Paul Mukendi et son avocate

Procès du pasteur Mukendi: une ex-fidèle pour appuyer la plaignante

La poursuite a terminé sa preuve au procès du pasteur Paul Mukendi, accusé de sévices physiques et sexuels, en amenant à la barre des témoins une ex-fidèle qui pouvait corroborer certains dires de la plaignante.

Leya*, la jeune femme de 31 ans qui a porté plainte contre le révérend de l’église Parole de Vie, a été durement attaquée par l’avocate de Mukendi, en fin de contre-interrogatoire jeudi. Me Dominique Bertrand a suggéré à la plaignante qu’elle avait pu tout inventer, qu’elle avait créé un scénario et qu’il n’y avait aucune preuve qui venait corroborer les agressions sexuelles alléguées, commises sur une période de 14 ans, selon la dénonciation.

La procureure de la Couronne Me Sonia Lapointe a demandé à Agathe*, qui a aussi fait partie de l’église et en a même été secrétaire de venir témoigner.

Agathe confirme avoir vu la plaignante chez le pasteur, particulièrement entre 2008 et 2013 lorsque c’est Leya qui était chargée le plus souvent de s’occuper du fils du pasteur.

L’ex-fidèle relate un événement, survenu en 2008 ou 2009. Agathe et Leya avaient environ 19 ans. Leya était couchée au sous-sol, chez le pasteur Mukendi. Agathe et le révérend s’apprêtaient à avoir une relation sexuelle, sur le tapis du salon, lorsqu’ils ont entendu Leya remonter l’escalier. «J’ai pris mes vêtements et j’ai couru à la salle de bain», témoigne Agathe. 

Le pasteur est alors allé voir Leya, redescendue au sous-sol. Mais cette dernière est rapidement revenue vers la salle de bain, pour parler à Agathe, qui a refusé de dire quoi que ce soit.

Après au moins une année sans nouvelle, Agathe a revu Leya et son père près du palais de justice en 2016. «Elle me dit qu’elle a porté plainte contre le pasteur pour des relations sexuelles», affirme Agathe.

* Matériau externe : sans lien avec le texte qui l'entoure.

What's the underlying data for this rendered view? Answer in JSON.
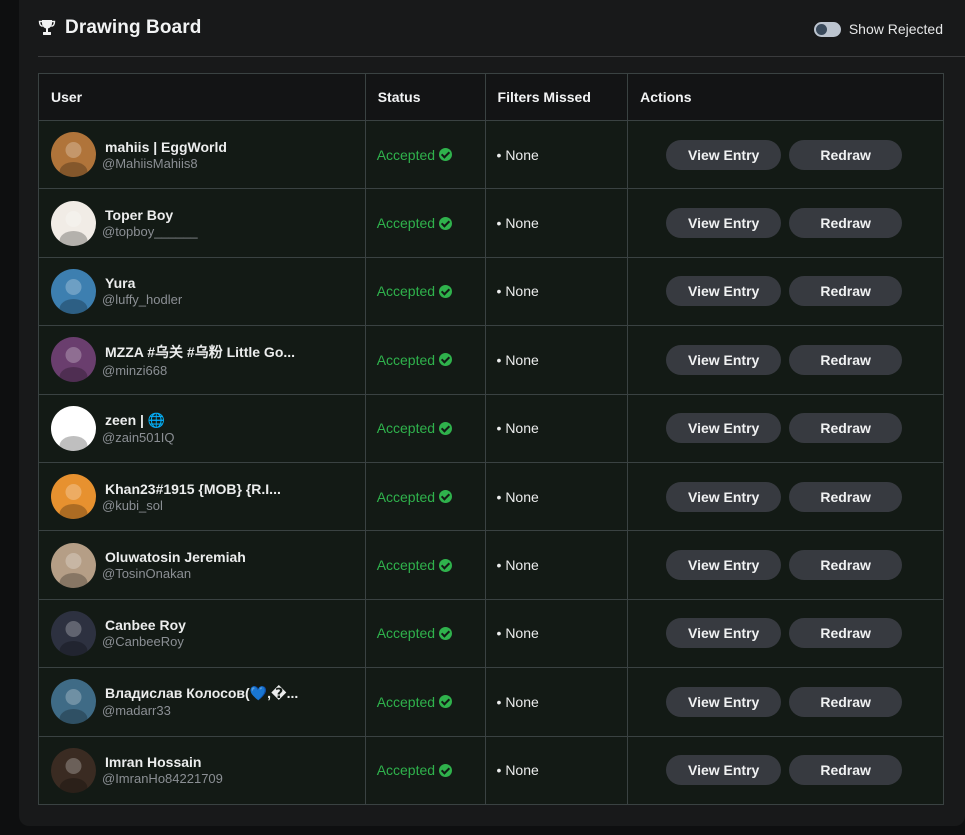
{
  "header": {
    "title": "Drawing Board",
    "toggle_label": "Show Rejected"
  },
  "table": {
    "columns": [
      "User",
      "Status",
      "Filters Missed",
      "Actions"
    ],
    "rows": [
      {
        "name": "mahiis | EggWorld",
        "handle": "@MahiisMahiis8",
        "status": "Accepted",
        "filters": "• None",
        "view": "View Entry",
        "redraw": "Redraw",
        "avatar": "#b0743a"
      },
      {
        "name": "Toper Boy",
        "handle": "@topboy______",
        "status": "Accepted",
        "filters": "• None",
        "view": "View Entry",
        "redraw": "Redraw",
        "avatar": "#f1ece6"
      },
      {
        "name": "Yura",
        "handle": "@luffy_hodler",
        "status": "Accepted",
        "filters": "• None",
        "view": "View Entry",
        "redraw": "Redraw",
        "avatar": "#3d7fb0"
      },
      {
        "name": "MZZA #乌关 #乌粉 Little Go...",
        "handle": "@minzi668",
        "status": "Accepted",
        "filters": "• None",
        "view": "View Entry",
        "redraw": "Redraw",
        "avatar": "#6a3e6e"
      },
      {
        "name": "zeen | 🌐",
        "handle": "@zain501IQ",
        "status": "Accepted",
        "filters": "• None",
        "view": "View Entry",
        "redraw": "Redraw",
        "avatar": "#ffffff"
      },
      {
        "name": "Khan23#1915 {MOB} {R.I...",
        "handle": "@kubi_sol",
        "status": "Accepted",
        "filters": "• None",
        "view": "View Entry",
        "redraw": "Redraw",
        "avatar": "#e7912f"
      },
      {
        "name": "Oluwatosin Jeremiah",
        "handle": "@TosinOnakan",
        "status": "Accepted",
        "filters": "• None",
        "view": "View Entry",
        "redraw": "Redraw",
        "avatar": "#b59e86"
      },
      {
        "name": "Canbee Roy",
        "handle": "@CanbeeRoy",
        "status": "Accepted",
        "filters": "• None",
        "view": "View Entry",
        "redraw": "Redraw",
        "avatar": "#2d3140"
      },
      {
        "name": "Владислав Колосов(💙,�...",
        "handle": "@madarr33",
        "status": "Accepted",
        "filters": "• None",
        "view": "View Entry",
        "redraw": "Redraw",
        "avatar": "#3f6b86"
      },
      {
        "name": "Imran Hossain",
        "handle": "@ImranHo84221709",
        "status": "Accepted",
        "filters": "• None",
        "view": "View Entry",
        "redraw": "Redraw",
        "avatar": "#3a2b22"
      }
    ]
  },
  "colors": {
    "accepted": "#2fb24c",
    "button_bg": "#373a40",
    "row_bg": "#131a15"
  }
}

En réponse à une question de la procureure de la Couronne, Agathe a répondu par l’affirmative à savoir si le pasteur Mukendi lui avait déjà demandé de supprimer certains de ses courriels.

Dévoilement au pèrede la plaignante

Le père de Leya a expliqué aux jurés comment sa fille lui a dévoilé les infractions alléguées.

Portant complet sombre et cravate, le père d’origine congolaise raconte qu’il était d’abord d’accord pour accueillir chez lui le jeune pasteur, en 2002. «Je me disais que c’est bien qu’on ait un homme de Dieu à la maison, ça va aider à l’éducation des enfants», témoigne le père. 

Après seulement quelques semaines, la religion s’est mise à gouverner la famille, affirme le père. Par exemple, M. Mukendi lui aurait signalé qu’il ne devait pas boire d’alcool en présence d’un homme de Dieu. 

«Il prenait les choses en main et nous disait que le raisonnement est l’ennemi de la foi, témoigne le père. Et si vous ne raisonnez pas comme lui, vous êtes un démon. Je voulais donc me conformer pour être dans la foi.»

Les conflits sont toutefois devenus de plus en plus fréquents entre les parents de Leya. Jusqu’à ce que le père quitte le foyer familial, au début de 2004.

Le père dit avoir perdu tout contact avec sa fille durant plusieurs années. «J’étais considéré comme un démon», insiste-t-il.

C’est Leya qui l’a appelé en 2016, dit-il, et lui a confié ce dont elle aurait été victime. Le père dit avoir été «très fâché» en entendant ses propos et a amené sa fille voir les policiers.

Avant de donner congé aux jurés pour la fin de semaine, le juge Jean-François Émond de la Cour supérieure, qui préside le procès, leur a annoncé que la preuve du ministère public était close et qu’ils allaient, durant les prochains jours, entendre la preuve de la défense.